Purtroppo per lei, pare che la natura non l’abbia dotata del necessario physique du rôle: innanzitutto è bassa e poi, stando alle sue parole, ha delle cosce troppo ciccione. A questo si potrebbe aggiungere il riferimento costante alla figura del padre che, da bambina, “mi teneva sulle ginocchia” e alcuni calibrati rimandi al mondo animale (prima c’è un delfino “stupratore”, poi un polpo femmina che si divora i tentacoli e così via). Il tutto inquadrato all’interno di una parabola che, prendendo spunto dal Risorgimento, ci racconta la nostra disgraziata epoca.
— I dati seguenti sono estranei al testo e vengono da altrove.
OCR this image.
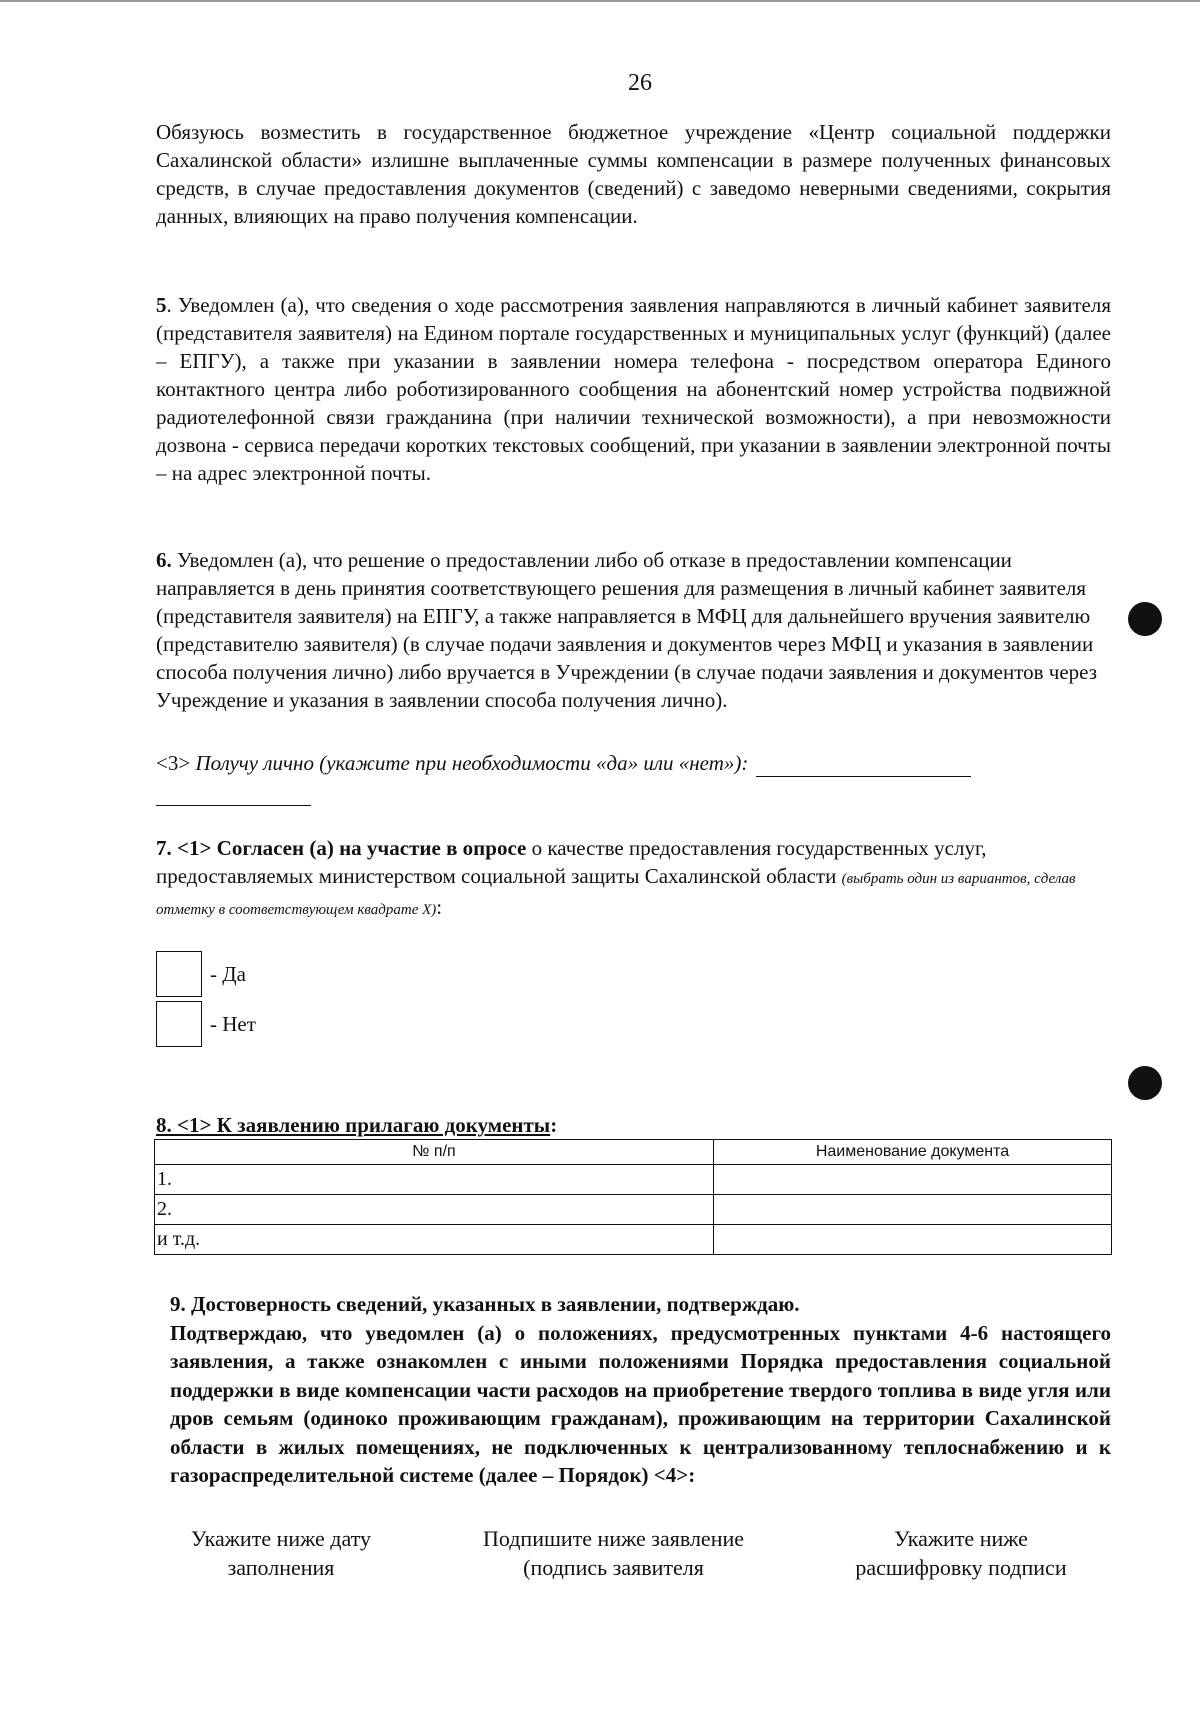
26
Обязуюсь возместить в государственное бюджетное учреждение «Центр социальной поддержки Сахалинской области» излишне выплаченные суммы компенсации в размере полученных финансовых средств, в случае предоставления документов (сведений) с заведомо неверными сведениями, сокрытия данных, влияющих на право получения компенсации.
5. Уведомлен (а), что сведения о ходе рассмотрения заявления направляются в личный кабинет заявителя (представителя заявителя) на Едином портале государственных и муниципальных услуг (функций) (далее – ЕПГУ), а также при указании в заявлении номера телефона - посредством оператора Единого контактного центра либо роботизированного сообщения на абонентский номер устройства подвижной радиотелефонной связи гражданина (при наличии технической возможности), а при невозможности дозвона - сервиса передачи коротких текстовых сообщений, при указании в заявлении электронной почты – на адрес электронной почты.
6. Уведомлен (а), что решение о предоставлении либо об отказе в предоставлении компенсации направляется в день принятия соответствующего решения для размещения в личный кабинет заявителя (представителя заявителя) на ЕПГУ, а также направляется в МФЦ для дальнейшего вручения заявителю (представителю заявителя) (в случае подачи заявления и документов через МФЦ и указания в заявлении способа получения лично) либо вручается в Учреждении (в случае подачи заявления и документов через Учреждение и указания в заявлении способа получения лично).
<3> Получу лично (укажите при необходимости «да» или «нет»):
7. <1> Согласен (а) на участие в опросе о качестве предоставления государственных услуг, предоставляемых министерством социальной защиты Сахалинской области (выбрать один из вариантов, сделав отметку в соответствующем квадрате Х):
- Да
- Нет
8. <1> К заявлению прилагаю документы:
№ п/п	Наименование документа
1.	
2.	
и т.д.	
9. Достоверность сведений, указанных в заявлении, подтверждаю.
Подтверждаю, что уведомлен (а) о положениях, предусмотренных пунктами 4-6 настоящего заявления, а также ознакомлен с иными положениями Порядка предоставления социальной поддержки в виде компенсации части расходов на приобретение твердого топлива в виде угля или дров семьям (одиноко проживающим гражданам), проживающим на территории Сахалинской области в жилых помещениях, не подключенных к централизованному теплоснабжению и к газораспределительной системе (далее – Порядок) <4>:
Укажите ниже дату заполнения
Подпишите ниже заявление (подпись заявителя
Укажите ниже расшифровку подписи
Insomma, e questo è il punto, niente arabeschi intellettuali, né ammiccamenti alla critica, né tormentate riflessioni/riscritture di autori del passato, ma la cruda realtà: viviamo in una società di “merda” in cui l’apparire sostituisce l’essere e la figura della donna è ridotta a quella di una provocante “velina”. In altre parole, proprio quello che, in Italia, sembra non interessare a nessuno perché “ne sono già pieni i giornali e i telegiornali”.
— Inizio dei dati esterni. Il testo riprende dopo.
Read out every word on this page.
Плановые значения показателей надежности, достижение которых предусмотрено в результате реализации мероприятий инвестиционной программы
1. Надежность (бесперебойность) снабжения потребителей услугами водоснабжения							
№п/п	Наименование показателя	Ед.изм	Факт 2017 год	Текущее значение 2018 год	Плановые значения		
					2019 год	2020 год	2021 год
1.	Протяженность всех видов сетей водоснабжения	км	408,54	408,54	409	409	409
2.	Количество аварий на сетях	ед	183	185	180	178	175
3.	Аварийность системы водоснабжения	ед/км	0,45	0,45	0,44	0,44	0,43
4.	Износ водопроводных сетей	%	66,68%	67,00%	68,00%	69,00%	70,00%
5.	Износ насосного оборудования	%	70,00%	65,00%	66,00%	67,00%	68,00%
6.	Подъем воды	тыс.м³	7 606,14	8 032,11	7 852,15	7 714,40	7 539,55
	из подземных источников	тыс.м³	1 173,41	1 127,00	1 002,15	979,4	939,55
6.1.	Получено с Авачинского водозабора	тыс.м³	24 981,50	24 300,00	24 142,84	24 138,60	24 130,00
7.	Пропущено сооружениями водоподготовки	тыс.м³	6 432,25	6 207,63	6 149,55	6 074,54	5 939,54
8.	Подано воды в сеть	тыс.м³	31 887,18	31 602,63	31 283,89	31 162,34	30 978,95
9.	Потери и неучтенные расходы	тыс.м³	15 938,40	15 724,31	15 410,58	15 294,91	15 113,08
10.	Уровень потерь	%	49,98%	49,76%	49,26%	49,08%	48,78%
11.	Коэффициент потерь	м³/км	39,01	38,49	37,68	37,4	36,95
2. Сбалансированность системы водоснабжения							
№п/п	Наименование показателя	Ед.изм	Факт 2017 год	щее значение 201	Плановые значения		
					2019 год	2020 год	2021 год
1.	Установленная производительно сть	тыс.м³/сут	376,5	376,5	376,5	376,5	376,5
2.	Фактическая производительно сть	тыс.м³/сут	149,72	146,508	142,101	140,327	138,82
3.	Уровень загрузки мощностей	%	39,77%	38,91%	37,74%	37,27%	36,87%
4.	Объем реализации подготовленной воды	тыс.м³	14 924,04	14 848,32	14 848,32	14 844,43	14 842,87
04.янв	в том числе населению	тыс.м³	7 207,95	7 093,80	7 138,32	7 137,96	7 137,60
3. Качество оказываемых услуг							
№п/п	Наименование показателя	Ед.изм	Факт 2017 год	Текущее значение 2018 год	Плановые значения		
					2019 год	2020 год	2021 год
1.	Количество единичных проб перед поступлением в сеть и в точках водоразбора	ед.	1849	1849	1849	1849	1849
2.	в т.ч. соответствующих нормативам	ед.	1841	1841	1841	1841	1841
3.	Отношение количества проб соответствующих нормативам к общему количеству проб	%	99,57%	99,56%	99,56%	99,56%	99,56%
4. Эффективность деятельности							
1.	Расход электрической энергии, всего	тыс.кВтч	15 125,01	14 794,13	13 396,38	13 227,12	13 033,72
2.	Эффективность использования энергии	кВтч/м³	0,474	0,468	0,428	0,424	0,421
Ma l’arte, ci chiediamo forse con un pizzico di ingenuità, non deve proprio partire dal dato reale per poi trasfigurarlo o individuarne gli archetipi? La nuova drammaturgia, che in Italia è un lontano miraggio, non ha esattamente il compito di confrontarsi con ciò di cui tutti parlano, proponendo però delle letture estranianti, paradossali, tragiche, ironiche?

In definitiva, se Ceresoli e co. non avessero “tentato l’azzardo”, come ci ha spiegato nell’intervista, di tradurre il testo in inglese e presentarlo in quel tritacarne che è il Fringe di Edimburgo e di vincere un premio, ora staremmo qui a parlarne? Naturalmente la risposta è no. Certo nessuno è profeta in patria, ma non è che in Italia abbiamo gusti un po’ troppo vecchi, retrò, eccessivamente intrisi di intellettualismi onanistici? Dobbiamo farci spiegare dagli scozzesi che uno spettacolo onesto, ben fatto, merita di girare, di essere visto e di riscuotere successo? E si badi, è troppo facile cavarsela dicendo che all'estero funziona perchè la decadenza post-berlusconiana fa tanto esotico.
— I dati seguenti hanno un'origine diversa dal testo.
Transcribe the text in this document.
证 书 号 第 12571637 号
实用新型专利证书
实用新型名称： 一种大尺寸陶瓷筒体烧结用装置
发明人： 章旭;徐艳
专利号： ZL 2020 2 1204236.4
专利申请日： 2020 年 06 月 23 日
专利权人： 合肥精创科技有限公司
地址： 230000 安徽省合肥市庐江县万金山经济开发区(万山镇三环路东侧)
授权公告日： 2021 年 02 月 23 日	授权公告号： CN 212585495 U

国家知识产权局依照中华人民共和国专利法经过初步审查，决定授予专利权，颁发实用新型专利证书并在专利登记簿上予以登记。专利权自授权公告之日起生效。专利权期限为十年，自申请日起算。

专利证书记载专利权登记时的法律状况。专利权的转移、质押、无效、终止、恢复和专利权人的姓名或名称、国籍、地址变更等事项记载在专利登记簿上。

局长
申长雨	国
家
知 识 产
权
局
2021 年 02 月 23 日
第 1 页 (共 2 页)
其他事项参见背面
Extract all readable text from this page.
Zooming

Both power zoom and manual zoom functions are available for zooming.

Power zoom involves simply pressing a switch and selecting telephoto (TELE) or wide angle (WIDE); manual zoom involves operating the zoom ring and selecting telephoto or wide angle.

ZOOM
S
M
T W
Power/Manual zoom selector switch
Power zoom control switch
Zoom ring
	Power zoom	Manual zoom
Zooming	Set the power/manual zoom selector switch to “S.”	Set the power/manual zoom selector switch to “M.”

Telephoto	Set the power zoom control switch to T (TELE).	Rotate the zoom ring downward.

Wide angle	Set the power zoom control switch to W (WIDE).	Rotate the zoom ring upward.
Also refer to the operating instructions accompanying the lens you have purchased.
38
Seconda e ultima breve riflessione. Dato che l’orizzonte è sempre più nero e che i piagnistei, spesso giusti, di artisti e operatori sono all’ordine del giorno, perché non prendere l’esempio di “La merda” come paradigma? Molto semplicemente: un gruppo giovane che rischia e che non ha paura di confrontarsi con la realtà che vive ma, anzi, ne coglie al massimo tutte le opportunità.